1 March, earlier this year, promised to be a regular Monday. That was until the chief executive officer of the technology startup, which I worked for, called me at 9 am to inform that I have been fired. This was not the first time I had lost a job. But this one felt different. For some years now, I had revelled in being a stable space and did not see this coming. From being a vice president and shareholder in the company, I went to being nothing in seconds.
Being laid off at 42 years of age is not a learning experience. It is a devastating one. But it did teach me a lot about marriage, gender equations and role of unequal men in it. Unequal men in a marriage—even the phrase takes some getting used to. Living it takes much more.
My marriage has always been unequal. My wife is much more successful in her profession, earns more than me and is generally more skilled and respected in her sector. Having grown up in a trickle-down economics ecosystem, I have always loved that about her.
Coming back to March, two weeks after I lost my job, my father passed way. In Odisha, deaths are as financially crushing, perhaps even more so, than they are emotionally crushing. Lavish feasts that feed more than a thousand people are a norm. I had not told anyone about the job loss. My wife silently made the bank transfers. I maintained the façade of being the man of the house, who pays for stuff.
I discovered that the loss of employment combined with the loss of a parent destroys every iota of self-worth that one has. That is where being with someone way more successful mattered. Her advice was not just empathy. I remember my father coming home with all his frustrations from office. My mother offered both sympathy and advice. Two empathetic shoulders in two unequal marriages. But my mother had never seen the inside of an office. Did her suggestion matter to my father as much my wife’s did to me?
It is tough to break down in a society where show of success begets success. Vulnerability is brave but unemployable. Masculinity lies in having agency—you are seen as empowered if you quit a job. Being fired is emasculating.

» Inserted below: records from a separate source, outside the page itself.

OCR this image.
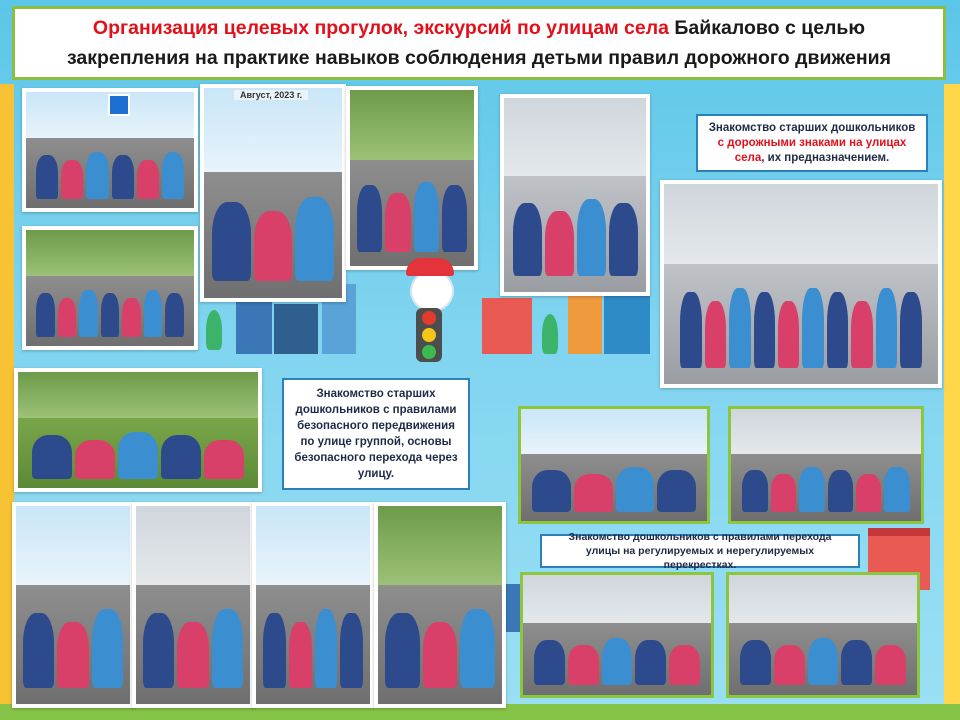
Организация целевых прогулок, экскурсий по улицам села Байкалово с целью закрепления на практике навыков соблюдения детьми правил дорожного движения
Август, 2023 г.
Знакомство старших дошкольников с дорожными знаками на улицах села, их предназначением.
Знакомство старших дошкольников с правилами безопасного передвижения по улице группой, основы безопасного перехода через улицу.
Знакомство дошкольников с правилами перехода улицы на регулируемых и нерегулируемых перекрестках.
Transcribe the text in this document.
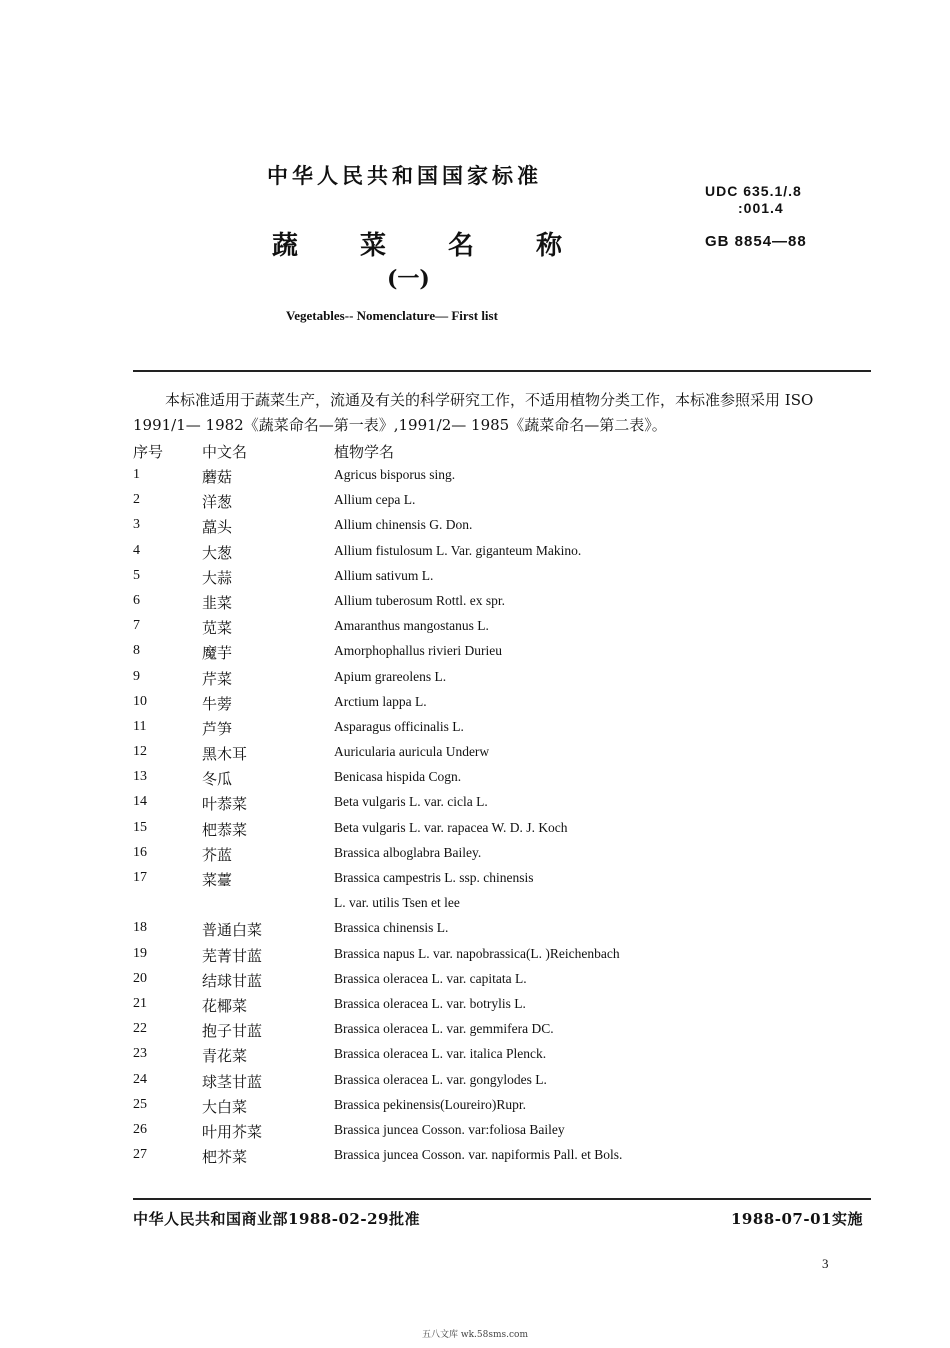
中华人民共和国国家标准
蔬 菜 名 称
(一)
Vegetables-- Nomenclature— First list
UDC 635.1/.8
:001.4
GB 8854—88
本标准适用于蔬菜生产，流通及有关的科学研究工作，不适用植物分类工作，本标准参照采用 ISO
1991/1— 1982《蔬菜命名—第一表》,1991/2— 1985《蔬菜命名—第二表》。
序号	中文名	植物学名
1	蘑菇	Agricus bisporus sing.
2	洋葱	Allium cepa L.
3	藠头	Allium chinensis G. Don.
4	大葱	Allium fistulosum L. Var. giganteum Makino.
5	大蒜	Allium sativum L.
6	韭菜	Allium tuberosum Rottl. ex spr.
7	苋菜	Amaranthus mangostanus L.
8	魔芋	Amorphophallus rivieri Durieu
9	芹菜	Apium grareolens L.
10	牛蒡	Arctium lappa L.
11	芦笋	Asparagus officinalis L.
12	黑木耳	Auricularia auricula Underw
13	冬瓜	Benicasa hispida Cogn.
14	叶菾菜	Beta vulgaris L. var. cicla L.
15	杷菾菜	Beta vulgaris L. var. rapacea W. D. J. Koch
16	芥蓝	Brassica alboglabra Bailey.
17	菜薹	Brassica campestris L. ssp. chinensis
L. var. utilis Tsen et lee
18	普通白菜	Brassica chinensis L.
19	芜菁甘蓝	Brassica napus L. var. napobrassica(L. )Reichenbach
20	结球甘蓝	Brassica oleracea L. var. capitata L.
21	花椰菜	Brassica oleracea L. var. botrylis L.
22	抱子甘蓝	Brassica oleracea L. var. gemmifera DC.
23	青花菜	Brassica oleracea L. var. italica Plenck.
24	球茎甘蓝	Brassica oleracea L. var. gongylodes L.
25	大白菜	Brassica pekinensis(Loureiro)Rupr.
26	叶用芥菜	Brassica juncea Cosson. var:foliosa Bailey
27	杷芥菜	Brassica juncea Cosson. var. napiformis Pall. et Bols.
中华人民共和国商业部1988-02-29批准	1988-07-01实施
3
五八文库 wk.58sms.com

I told everyone I had quit. It did not matter. Soon, my severance pay was gone. The rent was still being paid from my account. One month she forgot to make the transfer to my account in time. The rent was due. She was under a lot of pressure at work. I had to remind her twice. I remembered my mother asking my father for daily expense while he was in a rush for office.
In the past few months, I was realising the sad inequality of marriages in India for women. As a homemaker, how do you stand up to the one who pays for all your expenses? How much abuse and violence are you willing to take because you value the safety of bills being paid on time? It takes women twice the courage to walk out of abusive marriages in the face of financial insecurity.
I had always enjoyed doing chores. But there was a change in how I saw these tasks in the past few months. I did not want my wife to tire herself out, waste time on housework. She deserved a bigger share of resources than me. Is this why boys are pampered more than girls? Is this why wives in India are made to eat after feeding their husbands? Is this a gendered way of being made to express gratitude for the food and the roof over one’s head?
How do women maintain a functional exterior while everything inside them has shattered? Do women cope with long term depression better than men?
A woman needs to be empowered to get out of the house. What do I need to go through to happily remain confined to one? Currently, I have more questions than answers. A happy-to-be-home husband is bound to walk a gender minefield and drag the entire household with him. What or who do we blow up is yet to be seen.